Call for Papers: History, Law and Reproduction: New Challenges for Legal History, 1 May 2026

Call for Papers: History, Law and Reproduction: New Challenges for Legal History, 1 May 2026

In legal studies, the engagement with history can often be restricted to using history as background or context for a given study. Historical precedents tend to be referred to in a decontextualised manner. And legal historians are commonly perceived as those working on ancient legal sources (Sandberg 2022).

In this workshop we seek to address the following questions:

• Why does history matter for the legal study of reproduction?

• Does the legal historical study of reproduction pose specific methodological and theoretical challenges?

• Are socio-legal and feminist legal scholars shaping legal history?

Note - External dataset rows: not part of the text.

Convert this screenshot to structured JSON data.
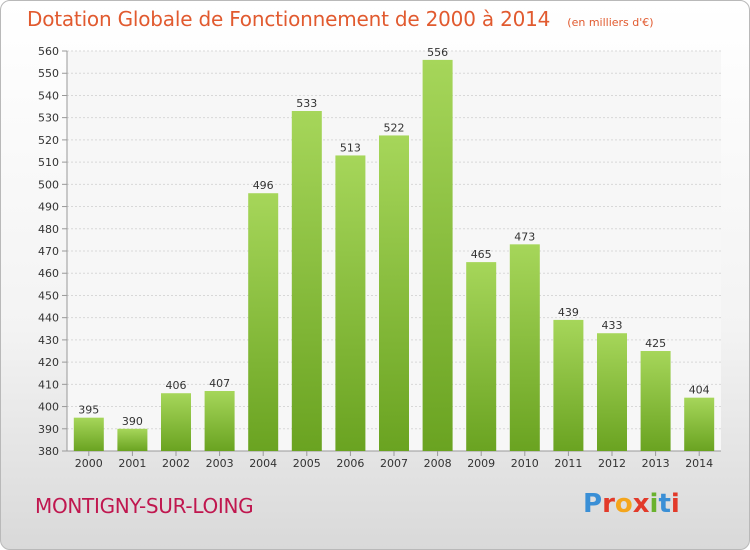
{
  "header": {
    "title": "Dotation Globale de Fonctionnement de 2000 à 2014",
    "unit": "(en milliers d'€)"
  },
  "footer": {
    "commune": "MONTIGNY-SUR-LOING",
    "logo_text": "Proxiti"
  },
  "colors": {
    "title": "#e15a2f",
    "commune": "#c0174f",
    "bar_light": "#a6d65a",
    "bar_dark": "#6aa321",
    "logo": [
      "#3a8fd6",
      "#e23a2a",
      "#f4a51c",
      "#e23a2a",
      "#6ab22e",
      "#3a8fd6",
      "#e23a2a"
    ]
  },
  "chart_data": {
    "type": "bar",
    "title": "Dotation Globale de Fonctionnement de 2000 à 2014",
    "subtitle": "(en milliers d'€)",
    "categories": [
      "2000",
      "2001",
      "2002",
      "2003",
      "2004",
      "2005",
      "2006",
      "2007",
      "2008",
      "2009",
      "2010",
      "2011",
      "2012",
      "2013",
      "2014"
    ],
    "values": [
      395,
      390,
      406,
      407,
      496,
      533,
      513,
      522,
      556,
      465,
      473,
      439,
      433,
      425,
      404
    ],
    "ylim": [
      380,
      560
    ],
    "yticks": [
      380,
      390,
      400,
      410,
      420,
      430,
      440,
      450,
      460,
      470,
      480,
      490,
      500,
      510,
      520,
      530,
      540,
      550,
      560
    ],
    "grid": true,
    "legend": "none"
  }
}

The workshop will bring together a selected group of researchers to present work-in-progress papers at the intersection of law, history and reproduction. Legal history is not tightly defined, and diverse forms of engagement with historical sources/questions/context within the legal study of reproduction is strongly encouraged. While the papers need not explicitly address the questions above, they provide a framework within which discussions will proceed.

We invite contributions, especially from early career researchers, located at this interface.

We particularly encourage submissions that:

• Address methodological and/or theoretical questions

• Engage with little-known legal contexts, in terms of both time and place

• Adopt feminist and/or decolonial approaches.

The workshop will take place at the University of Bristol Law School on 1 May 2026, from 1-4 pm.

Please send an abstract (max 500 words) and a bio (max 200 words) to Dr Elena Caruso (elena.caruso@bristol.ac.uk) and Dr Gauri Pillai (gauri.pillai@bristol.ac.uk) by 15 December 2025. Selected participants will be informed by 7 January 2026.

The deadline for the full paper (5,000- 8,000 words) will be 1 April 2026.